Traditional coding is the fundamental way developers write code manually, line by line, in a specific language or framework as per the requirements. Developers have used this process over the years, developing logic and algorithms, sometimes even reusing them by creating libraries and distributing them. Many snippets are even present in blogs and Q&A sites like stack overflow and a huge amount of knowledge is accumulated over the years. However, there are quite a few challenges associated with the traditional or manual approach.
Increased Productivity:
A lot of repetitive tasks and simple functionalities can be generated by AI, which leaves more time for the developer to work on innovation, design, and come up with solutions for complex logic.
Error reduction:
The LLMs are trained on a massive volume of code and a vast number of codes. Although the error rate might not become zero, it significantly reduces the errors in generated code.
Explore better options:
When AI generates code, it can be configured to provide a few alternatives. This helps in choosing a useful and better code.
Improved Maintainability:
AI tools can suggest best practices and help in keeping similar coding styles.
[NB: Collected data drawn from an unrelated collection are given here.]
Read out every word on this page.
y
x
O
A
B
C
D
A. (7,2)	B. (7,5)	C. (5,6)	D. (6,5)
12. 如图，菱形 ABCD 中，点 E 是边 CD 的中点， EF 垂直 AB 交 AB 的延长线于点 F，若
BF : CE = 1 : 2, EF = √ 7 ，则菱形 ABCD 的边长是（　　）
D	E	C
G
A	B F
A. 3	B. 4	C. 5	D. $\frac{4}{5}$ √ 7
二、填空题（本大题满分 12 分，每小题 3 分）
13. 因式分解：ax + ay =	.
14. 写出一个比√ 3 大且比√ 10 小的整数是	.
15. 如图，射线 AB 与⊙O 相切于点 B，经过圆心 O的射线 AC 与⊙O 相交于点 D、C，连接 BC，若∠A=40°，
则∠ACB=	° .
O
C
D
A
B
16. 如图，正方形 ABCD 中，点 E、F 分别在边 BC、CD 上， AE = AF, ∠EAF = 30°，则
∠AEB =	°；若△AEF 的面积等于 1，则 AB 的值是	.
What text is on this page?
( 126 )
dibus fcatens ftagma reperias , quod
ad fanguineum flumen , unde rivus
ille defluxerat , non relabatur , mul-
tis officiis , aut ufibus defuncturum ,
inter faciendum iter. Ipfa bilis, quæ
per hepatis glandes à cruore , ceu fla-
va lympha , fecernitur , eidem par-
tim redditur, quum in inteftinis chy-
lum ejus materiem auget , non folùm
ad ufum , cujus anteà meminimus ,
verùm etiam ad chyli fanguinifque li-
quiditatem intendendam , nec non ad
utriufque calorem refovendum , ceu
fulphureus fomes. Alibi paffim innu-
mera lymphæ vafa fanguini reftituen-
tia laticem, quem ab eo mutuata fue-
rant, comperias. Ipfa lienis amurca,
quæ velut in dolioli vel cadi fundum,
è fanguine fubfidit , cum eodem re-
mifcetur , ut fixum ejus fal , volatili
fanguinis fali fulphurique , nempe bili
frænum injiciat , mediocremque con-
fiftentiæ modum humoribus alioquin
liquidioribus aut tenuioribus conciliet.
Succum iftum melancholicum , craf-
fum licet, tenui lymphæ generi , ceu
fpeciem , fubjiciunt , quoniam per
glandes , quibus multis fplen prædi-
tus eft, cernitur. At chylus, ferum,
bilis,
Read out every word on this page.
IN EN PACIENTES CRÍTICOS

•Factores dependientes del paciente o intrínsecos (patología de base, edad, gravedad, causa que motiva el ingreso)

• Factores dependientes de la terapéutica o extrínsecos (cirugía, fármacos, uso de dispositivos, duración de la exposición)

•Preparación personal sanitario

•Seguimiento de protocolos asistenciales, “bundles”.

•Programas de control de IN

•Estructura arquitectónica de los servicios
It can also generate comments along with the code, which helps in documentation
Using AI for highly complex logic might not be feasible as it might lack understanding of specific requirements, especially in niche domains. Bias can come into play because the models are trained on pre-existing codes. Any bias must be adjusted accordingly.
AI is best used for tasks like common functionalities, repetitive codes, boilerplate codes, etc. More complex logic must be handled by developers. Different approaches to coding, strategic coding, prototype development, POCs must be taken up by developers.